6. The Buried Village
Discover New Zealand’s most famous archaeological site at the Buried Village. When Mount Tarawera erupted in 1886, Te Wairoa village, which had been established on the shores of the lake just 40 years earlier by the Christian missionary was obliterated. Today, you can explore the sites of former houses, whares and the Rotomahana Hotel that have been excavated from the volcanic mud and ash. The 12-acre site includes mostly flat walking trails through native bush and a pretty waterfall. The Buried Village also has a museum with fascinating relics and interactive stories that explore one of New Zealand’s deadliest natural disasters which also destroyed the world-famous Pink and White Terraces.
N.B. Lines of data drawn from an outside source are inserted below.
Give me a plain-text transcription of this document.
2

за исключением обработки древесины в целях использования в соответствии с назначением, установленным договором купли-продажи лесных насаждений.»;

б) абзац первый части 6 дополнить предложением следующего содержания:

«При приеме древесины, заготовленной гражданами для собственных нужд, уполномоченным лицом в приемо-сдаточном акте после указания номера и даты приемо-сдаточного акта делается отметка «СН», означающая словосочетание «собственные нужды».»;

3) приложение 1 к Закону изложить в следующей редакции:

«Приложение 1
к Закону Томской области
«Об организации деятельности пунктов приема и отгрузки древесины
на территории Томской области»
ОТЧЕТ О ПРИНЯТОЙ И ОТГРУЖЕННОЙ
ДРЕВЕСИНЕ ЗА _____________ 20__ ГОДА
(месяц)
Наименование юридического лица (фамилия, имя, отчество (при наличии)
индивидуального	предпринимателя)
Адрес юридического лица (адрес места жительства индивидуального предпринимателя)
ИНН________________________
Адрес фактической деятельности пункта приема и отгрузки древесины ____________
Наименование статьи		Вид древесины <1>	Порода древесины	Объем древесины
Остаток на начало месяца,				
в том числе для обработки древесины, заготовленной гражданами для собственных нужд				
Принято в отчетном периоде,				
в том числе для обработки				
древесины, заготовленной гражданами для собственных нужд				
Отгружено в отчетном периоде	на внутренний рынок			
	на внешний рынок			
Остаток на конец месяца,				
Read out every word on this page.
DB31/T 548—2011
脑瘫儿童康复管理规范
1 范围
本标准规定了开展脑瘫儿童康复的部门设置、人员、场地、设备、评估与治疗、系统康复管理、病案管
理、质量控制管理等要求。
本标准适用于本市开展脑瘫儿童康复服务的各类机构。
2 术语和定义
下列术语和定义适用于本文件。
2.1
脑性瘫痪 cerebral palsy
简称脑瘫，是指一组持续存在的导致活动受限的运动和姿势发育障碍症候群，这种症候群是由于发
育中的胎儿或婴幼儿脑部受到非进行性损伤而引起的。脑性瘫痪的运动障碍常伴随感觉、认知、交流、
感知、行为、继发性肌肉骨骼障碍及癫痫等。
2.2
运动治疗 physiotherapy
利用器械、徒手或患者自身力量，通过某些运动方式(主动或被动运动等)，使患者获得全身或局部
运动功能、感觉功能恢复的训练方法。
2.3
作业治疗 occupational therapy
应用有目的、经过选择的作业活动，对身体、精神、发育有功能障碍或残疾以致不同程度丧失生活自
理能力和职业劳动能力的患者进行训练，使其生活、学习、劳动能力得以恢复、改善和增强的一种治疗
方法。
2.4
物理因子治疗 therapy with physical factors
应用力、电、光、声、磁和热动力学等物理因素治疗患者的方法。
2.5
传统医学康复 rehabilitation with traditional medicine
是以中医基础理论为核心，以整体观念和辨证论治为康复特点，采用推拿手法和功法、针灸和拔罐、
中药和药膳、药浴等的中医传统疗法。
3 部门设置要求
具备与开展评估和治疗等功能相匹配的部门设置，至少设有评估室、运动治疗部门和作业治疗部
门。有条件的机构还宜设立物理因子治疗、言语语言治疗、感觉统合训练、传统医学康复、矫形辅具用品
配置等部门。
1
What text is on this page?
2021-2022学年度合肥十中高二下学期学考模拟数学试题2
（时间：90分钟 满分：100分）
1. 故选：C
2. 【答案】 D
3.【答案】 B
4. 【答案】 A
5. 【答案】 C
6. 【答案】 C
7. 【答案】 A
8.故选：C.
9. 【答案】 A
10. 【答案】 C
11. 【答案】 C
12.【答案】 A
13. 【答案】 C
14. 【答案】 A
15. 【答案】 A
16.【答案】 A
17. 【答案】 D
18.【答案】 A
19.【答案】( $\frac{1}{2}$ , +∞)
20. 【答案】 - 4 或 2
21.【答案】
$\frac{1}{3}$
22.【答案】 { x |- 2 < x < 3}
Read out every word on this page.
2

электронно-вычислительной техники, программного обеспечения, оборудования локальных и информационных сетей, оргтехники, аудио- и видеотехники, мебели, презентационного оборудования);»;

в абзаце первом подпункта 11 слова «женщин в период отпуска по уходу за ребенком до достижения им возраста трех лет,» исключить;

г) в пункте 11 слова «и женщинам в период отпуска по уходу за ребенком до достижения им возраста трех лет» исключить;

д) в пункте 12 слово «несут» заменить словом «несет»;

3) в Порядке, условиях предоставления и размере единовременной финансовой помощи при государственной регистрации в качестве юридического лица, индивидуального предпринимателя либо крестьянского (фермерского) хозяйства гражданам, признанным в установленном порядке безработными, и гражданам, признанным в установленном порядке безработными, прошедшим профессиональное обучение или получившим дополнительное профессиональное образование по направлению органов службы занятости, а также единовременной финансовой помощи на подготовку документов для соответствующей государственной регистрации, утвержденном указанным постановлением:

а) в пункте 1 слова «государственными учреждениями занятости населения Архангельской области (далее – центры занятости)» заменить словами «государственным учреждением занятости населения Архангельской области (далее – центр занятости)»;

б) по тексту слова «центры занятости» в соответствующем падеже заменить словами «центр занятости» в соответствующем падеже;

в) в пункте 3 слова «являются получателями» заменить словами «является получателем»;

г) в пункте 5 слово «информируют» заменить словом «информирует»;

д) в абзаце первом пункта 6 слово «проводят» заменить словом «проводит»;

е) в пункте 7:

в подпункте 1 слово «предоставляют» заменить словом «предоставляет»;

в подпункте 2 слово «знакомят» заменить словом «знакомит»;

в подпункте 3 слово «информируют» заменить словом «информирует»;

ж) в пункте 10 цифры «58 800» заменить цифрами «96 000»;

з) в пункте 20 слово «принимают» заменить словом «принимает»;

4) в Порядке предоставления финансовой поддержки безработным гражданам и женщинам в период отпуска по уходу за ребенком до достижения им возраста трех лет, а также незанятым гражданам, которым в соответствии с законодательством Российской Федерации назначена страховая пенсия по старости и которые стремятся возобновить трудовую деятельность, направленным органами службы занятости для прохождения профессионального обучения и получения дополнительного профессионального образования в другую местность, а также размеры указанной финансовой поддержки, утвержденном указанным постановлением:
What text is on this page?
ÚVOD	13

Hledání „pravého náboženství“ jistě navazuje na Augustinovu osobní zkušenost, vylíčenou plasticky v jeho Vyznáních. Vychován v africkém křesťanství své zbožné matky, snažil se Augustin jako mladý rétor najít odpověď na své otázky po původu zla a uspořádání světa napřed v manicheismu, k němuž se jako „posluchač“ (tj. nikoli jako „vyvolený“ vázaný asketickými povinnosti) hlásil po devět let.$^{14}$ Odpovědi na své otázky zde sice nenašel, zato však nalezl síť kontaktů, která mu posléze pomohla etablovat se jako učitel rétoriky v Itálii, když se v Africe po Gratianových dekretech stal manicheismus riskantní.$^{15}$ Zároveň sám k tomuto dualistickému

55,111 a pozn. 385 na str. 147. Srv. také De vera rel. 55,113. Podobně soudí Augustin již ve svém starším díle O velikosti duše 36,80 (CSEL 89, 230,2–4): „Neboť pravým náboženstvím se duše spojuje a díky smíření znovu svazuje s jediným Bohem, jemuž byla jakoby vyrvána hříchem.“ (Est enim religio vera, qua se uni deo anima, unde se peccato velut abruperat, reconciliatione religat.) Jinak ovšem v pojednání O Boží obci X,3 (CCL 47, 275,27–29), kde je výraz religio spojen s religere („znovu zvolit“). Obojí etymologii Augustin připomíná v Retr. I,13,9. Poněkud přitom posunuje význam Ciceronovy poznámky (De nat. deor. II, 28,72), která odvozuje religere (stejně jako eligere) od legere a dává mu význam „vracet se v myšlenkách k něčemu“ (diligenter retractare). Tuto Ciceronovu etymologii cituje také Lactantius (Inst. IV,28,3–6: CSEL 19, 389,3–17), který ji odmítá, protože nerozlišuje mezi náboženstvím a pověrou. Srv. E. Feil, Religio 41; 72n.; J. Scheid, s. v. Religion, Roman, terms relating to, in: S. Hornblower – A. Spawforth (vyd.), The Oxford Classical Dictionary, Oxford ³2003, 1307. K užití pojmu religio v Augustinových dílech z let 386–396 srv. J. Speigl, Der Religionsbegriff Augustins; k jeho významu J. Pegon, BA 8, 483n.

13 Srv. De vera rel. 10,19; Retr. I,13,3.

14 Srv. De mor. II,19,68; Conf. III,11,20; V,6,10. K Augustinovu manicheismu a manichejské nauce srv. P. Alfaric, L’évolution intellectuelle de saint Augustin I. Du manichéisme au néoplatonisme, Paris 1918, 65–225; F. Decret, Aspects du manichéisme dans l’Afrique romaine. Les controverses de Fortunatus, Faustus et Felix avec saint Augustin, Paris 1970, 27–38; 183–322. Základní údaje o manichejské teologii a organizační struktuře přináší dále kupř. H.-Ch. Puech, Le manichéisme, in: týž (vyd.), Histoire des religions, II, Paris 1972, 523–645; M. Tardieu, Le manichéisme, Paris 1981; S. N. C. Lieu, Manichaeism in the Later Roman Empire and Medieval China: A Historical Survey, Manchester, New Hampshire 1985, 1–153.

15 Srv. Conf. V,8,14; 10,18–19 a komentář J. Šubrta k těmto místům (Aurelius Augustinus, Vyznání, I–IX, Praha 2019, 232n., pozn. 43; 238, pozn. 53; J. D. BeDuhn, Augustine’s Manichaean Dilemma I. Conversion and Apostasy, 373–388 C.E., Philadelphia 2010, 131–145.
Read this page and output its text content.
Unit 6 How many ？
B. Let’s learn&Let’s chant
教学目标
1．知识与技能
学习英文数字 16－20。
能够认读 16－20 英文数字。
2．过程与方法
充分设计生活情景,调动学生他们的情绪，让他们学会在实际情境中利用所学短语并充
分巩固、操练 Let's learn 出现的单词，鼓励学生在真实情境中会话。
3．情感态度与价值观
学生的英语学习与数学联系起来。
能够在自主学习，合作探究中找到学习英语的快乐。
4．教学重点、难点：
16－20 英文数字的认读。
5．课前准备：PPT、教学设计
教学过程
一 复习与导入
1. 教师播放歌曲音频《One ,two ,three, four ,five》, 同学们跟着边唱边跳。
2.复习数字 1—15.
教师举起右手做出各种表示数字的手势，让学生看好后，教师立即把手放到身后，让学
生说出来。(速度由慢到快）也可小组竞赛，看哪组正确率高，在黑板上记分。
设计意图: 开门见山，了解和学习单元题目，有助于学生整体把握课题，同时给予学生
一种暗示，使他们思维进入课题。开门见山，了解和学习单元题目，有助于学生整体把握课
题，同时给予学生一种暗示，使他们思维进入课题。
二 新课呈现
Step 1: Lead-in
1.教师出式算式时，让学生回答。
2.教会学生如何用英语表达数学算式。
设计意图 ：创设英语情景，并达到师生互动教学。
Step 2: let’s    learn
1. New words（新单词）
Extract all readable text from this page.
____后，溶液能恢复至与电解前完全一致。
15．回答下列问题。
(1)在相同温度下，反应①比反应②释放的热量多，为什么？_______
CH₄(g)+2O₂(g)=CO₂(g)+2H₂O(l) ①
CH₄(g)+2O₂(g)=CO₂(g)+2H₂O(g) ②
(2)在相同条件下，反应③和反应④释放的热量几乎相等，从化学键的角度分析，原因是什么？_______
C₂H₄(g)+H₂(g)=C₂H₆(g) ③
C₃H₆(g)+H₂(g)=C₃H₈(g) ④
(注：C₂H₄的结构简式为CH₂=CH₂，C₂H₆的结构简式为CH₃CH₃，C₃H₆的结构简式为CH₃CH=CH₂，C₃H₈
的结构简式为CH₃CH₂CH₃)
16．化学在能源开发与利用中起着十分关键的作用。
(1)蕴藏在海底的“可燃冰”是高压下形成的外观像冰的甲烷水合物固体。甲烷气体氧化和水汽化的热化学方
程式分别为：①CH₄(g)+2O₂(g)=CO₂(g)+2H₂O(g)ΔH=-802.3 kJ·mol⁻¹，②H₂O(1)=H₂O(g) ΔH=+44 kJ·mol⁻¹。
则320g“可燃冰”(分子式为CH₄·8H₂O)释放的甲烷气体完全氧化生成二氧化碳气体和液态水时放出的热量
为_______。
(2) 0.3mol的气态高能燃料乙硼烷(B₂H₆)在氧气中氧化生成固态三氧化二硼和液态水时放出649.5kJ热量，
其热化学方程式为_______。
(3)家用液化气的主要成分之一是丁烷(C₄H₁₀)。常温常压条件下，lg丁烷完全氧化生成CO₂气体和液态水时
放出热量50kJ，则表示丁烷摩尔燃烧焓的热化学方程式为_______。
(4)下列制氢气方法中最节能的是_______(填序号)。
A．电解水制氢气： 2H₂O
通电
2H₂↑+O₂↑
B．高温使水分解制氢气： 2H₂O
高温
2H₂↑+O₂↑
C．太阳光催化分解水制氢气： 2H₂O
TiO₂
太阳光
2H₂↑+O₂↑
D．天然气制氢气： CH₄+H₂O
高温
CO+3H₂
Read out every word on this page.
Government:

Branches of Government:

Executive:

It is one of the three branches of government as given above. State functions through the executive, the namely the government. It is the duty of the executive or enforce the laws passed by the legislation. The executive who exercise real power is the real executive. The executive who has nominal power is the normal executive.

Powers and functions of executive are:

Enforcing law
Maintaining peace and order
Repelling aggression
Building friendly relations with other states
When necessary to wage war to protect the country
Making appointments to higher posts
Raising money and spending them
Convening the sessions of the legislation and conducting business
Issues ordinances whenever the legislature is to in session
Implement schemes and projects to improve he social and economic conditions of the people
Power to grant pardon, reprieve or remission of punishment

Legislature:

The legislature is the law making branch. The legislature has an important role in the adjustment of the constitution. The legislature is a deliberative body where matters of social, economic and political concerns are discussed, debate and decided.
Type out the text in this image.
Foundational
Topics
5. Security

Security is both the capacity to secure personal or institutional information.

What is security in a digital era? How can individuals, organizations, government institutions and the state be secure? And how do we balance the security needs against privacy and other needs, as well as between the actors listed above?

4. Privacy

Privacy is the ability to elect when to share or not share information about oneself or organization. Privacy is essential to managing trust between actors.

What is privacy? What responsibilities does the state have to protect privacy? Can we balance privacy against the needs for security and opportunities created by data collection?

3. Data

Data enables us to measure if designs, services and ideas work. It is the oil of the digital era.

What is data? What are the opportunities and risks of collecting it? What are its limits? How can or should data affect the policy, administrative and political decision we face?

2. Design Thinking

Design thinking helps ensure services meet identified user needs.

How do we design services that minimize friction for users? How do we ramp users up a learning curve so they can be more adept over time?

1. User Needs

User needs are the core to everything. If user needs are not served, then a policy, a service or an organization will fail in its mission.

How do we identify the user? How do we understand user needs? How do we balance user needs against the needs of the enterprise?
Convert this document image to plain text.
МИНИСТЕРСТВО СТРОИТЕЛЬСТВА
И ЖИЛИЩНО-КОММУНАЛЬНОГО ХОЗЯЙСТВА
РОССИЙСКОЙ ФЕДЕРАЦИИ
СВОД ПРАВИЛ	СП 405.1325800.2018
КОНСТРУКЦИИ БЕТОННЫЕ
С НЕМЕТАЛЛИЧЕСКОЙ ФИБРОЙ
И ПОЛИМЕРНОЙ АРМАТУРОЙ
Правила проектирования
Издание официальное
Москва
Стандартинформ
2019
Take a walk through Rotorua’s Waimangu Volcanic Valley and learn about how the world began. Some of the best walking trails in Rotorua will take you through an active geothermal area simmering with heat and energy. There is a range of self-guided trails to choose from. Whether you’re after a gentle nature walk through the bush or a more advanced tramp up Mount Hazard, you’ll see steaming volcanic craters and lots of sulphuric action. At Waimangu you’ll experience steaming cliffs, the dazzling electric blue Inferno Crater, many rare and unusual plants and the world’s largest active hot spring – Frying Pan Lake. For less active types, you can choose to cruise Lake Rotomahana and take in the scenery from your seat on board.
8. Hamurana Springs
Rotorua’s Hamurana Springs are the deepest natural freshwater springs in the North Island. Hamurana is comprised of two separate, but equally beautiful springs – Te Puna-a-Hangarua and the smaller Dancing Sands Spring. Water travels underground from the Mamaku Plains for about 70 years before emerging in vibrant gem-like hues at Hamurana. Te Puna-a-Hangarua, the larger of the two springs, produces a staggering four million litres of water per hour – enough to fill two Olympic swimming pools. The Dancing Sands Spring is shallow, and the name relates to the way the water bubbles up through the sands on the bottom. At Hamurana Springs you’ll also find an another impressive grove of Redwoods, planted more than 100 years ago.
9. Te Ara Ahi
In Rotorua, you can have the unique experience of cycling through active geothermal fields. Te Ara Ahi cycle trail is one of the 22 Great Rides that make up Ngā Haerenga, the New Zealand Cycle Trail. A leisurely 47km, easy to intermediate trail that can be tackled over one or two days, Te Ara Ahi takes in the best of Rotorua. Beginning in the central city and skirting past the Sulphur Flats of Lake Rotorua, the trail passes by many of the region’s most famous geothermal highlights, including Whakarewarewa and Te Puia. Take a detour into the Whakarewarewa Forest or stop in at one of the many natural hot pools or sites with bubbling mud. Other trail highlights include the pretty section along Puarenga Stream, the wetlands at Lake Okaro, or for experienced riders, the technical trails up and back down Rainbow Mountain.